Au micro de France Inter, la journaliste Iris Brey est elle aussi revenue sur le hashtag en proposant une analyse sémantique dans l’émission de Sonia Devillers: “On a choisi la famille des porcins, une manière de réduire les hommes agressifs à un tas de chair et de pulsions déshumanisées exactement comme ils considèrent les femmes qu’ils agressent.” Et de poursuivre: “Les personnalités qui tweetent viennent souvent des médias, elles pourraient balancer des noms mais ne le font pas”, avant de citer les tweets de Nora Bouazzouni de Slate, Julia Molkhou de C8, Giulia Foïs ou Valeria Emanuele de France Inter.

 

 

En réponse aux attaques visant les femmes qui refusent de citer des noms, Iris Brey explique: “Ces femmes ne nomment pas pour se protéger mais également parce que selon moi ce n’est pas à elles de le faire. C’est un appel aux journalistes à s’emparer du sujet, à mener des enquêtes et à révéler s’ils peuvent étayer, prouver leurs propos, l’identité de ceux qui traitent ainsi les femmes.”

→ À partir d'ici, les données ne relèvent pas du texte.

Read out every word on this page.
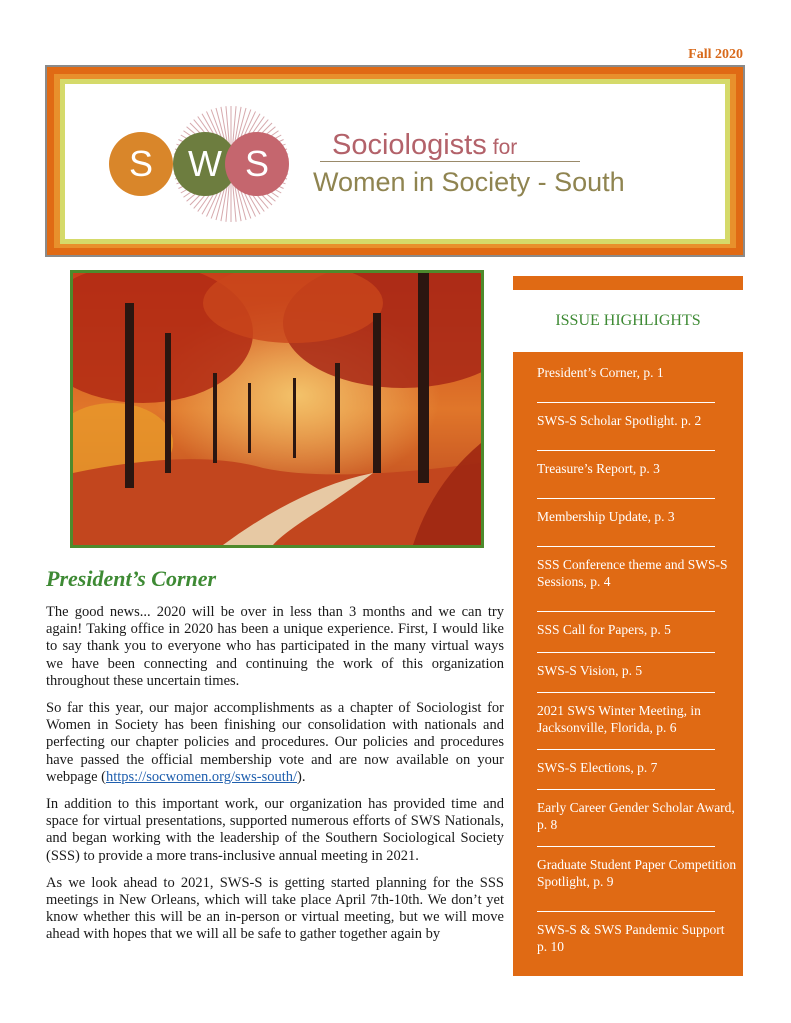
Fall 2020
S W S Sociologists for
Women in Society - South
President’s Corner

The good news... 2020 will be over in less than 3 months and we can try again! Taking office in 2020 has been a unique experience. First, I would like to say thank you to everyone who has participated in the many virtual ways we have been connecting and continuing the work of this organization throughout these uncertain times.

So far this year, our major accomplishments as a chapter of Sociologist for Women in Society has been finishing our consolidation with nationals and perfecting our chapter policies and procedures. Our policies and procedures have passed the official membership vote and are now available on your webpage (https://socwomen.org/sws-south/).

In addition to this important work, our organization has provided time and space for virtual presentations, supported numerous efforts of SWS Nationals, and began working with the leadership of the Southern Sociological Society (SSS) to provide a more trans-inclusive annual meeting in 2021.

As we look ahead to 2021, SWS-S is getting started planning for the SSS meetings in New Orleans, which will take place April 7th-10th. We don’t yet know whether this will be an in-person or virtual meeting, but we will move ahead with hopes that we will all be safe to gather together again by

ISSUE HIGHLIGHTS
President’s Corner, p. 1
SWS-S Scholar Spotlight. p. 2
Treasure’s Report, p. 3
Membership Update, p. 3
SSS Conference theme and SWS-S Sessions, p. 4
SSS Call for Papers, p. 5
SWS-S Vision, p. 5
2021 SWS Winter Meeting, in Jacksonville, Florida, p. 6
SWS-S Elections, p. 7
Early Career Gender Scholar Award, p. 8
Graduate Student Paper Competition Spotlight, p. 9
SWS-S & SWS Pandemic Support p. 10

Même si Twitter reste un bon outil de mobilisation, le réseau social est aussi le terrain de jeu de trolls et haters qui ont sauté sur l’occasion pour détourner le hashtag en #BalanceTaTruie, #BalanceTonPort ou #BalanceTaConne.

Ça dit quelque chose: le jour où un hashtag avec le nom d’une femme s’imposera à la place d’un Harvey Weinstein, ça signifiera que les hommes et les femmes seront à égalité dans le monde du travail parce que pour qu’il y ait abus de pouvoir, il faut déjà qu’il y ait pouvoir”, conclut très justement Iris Brey.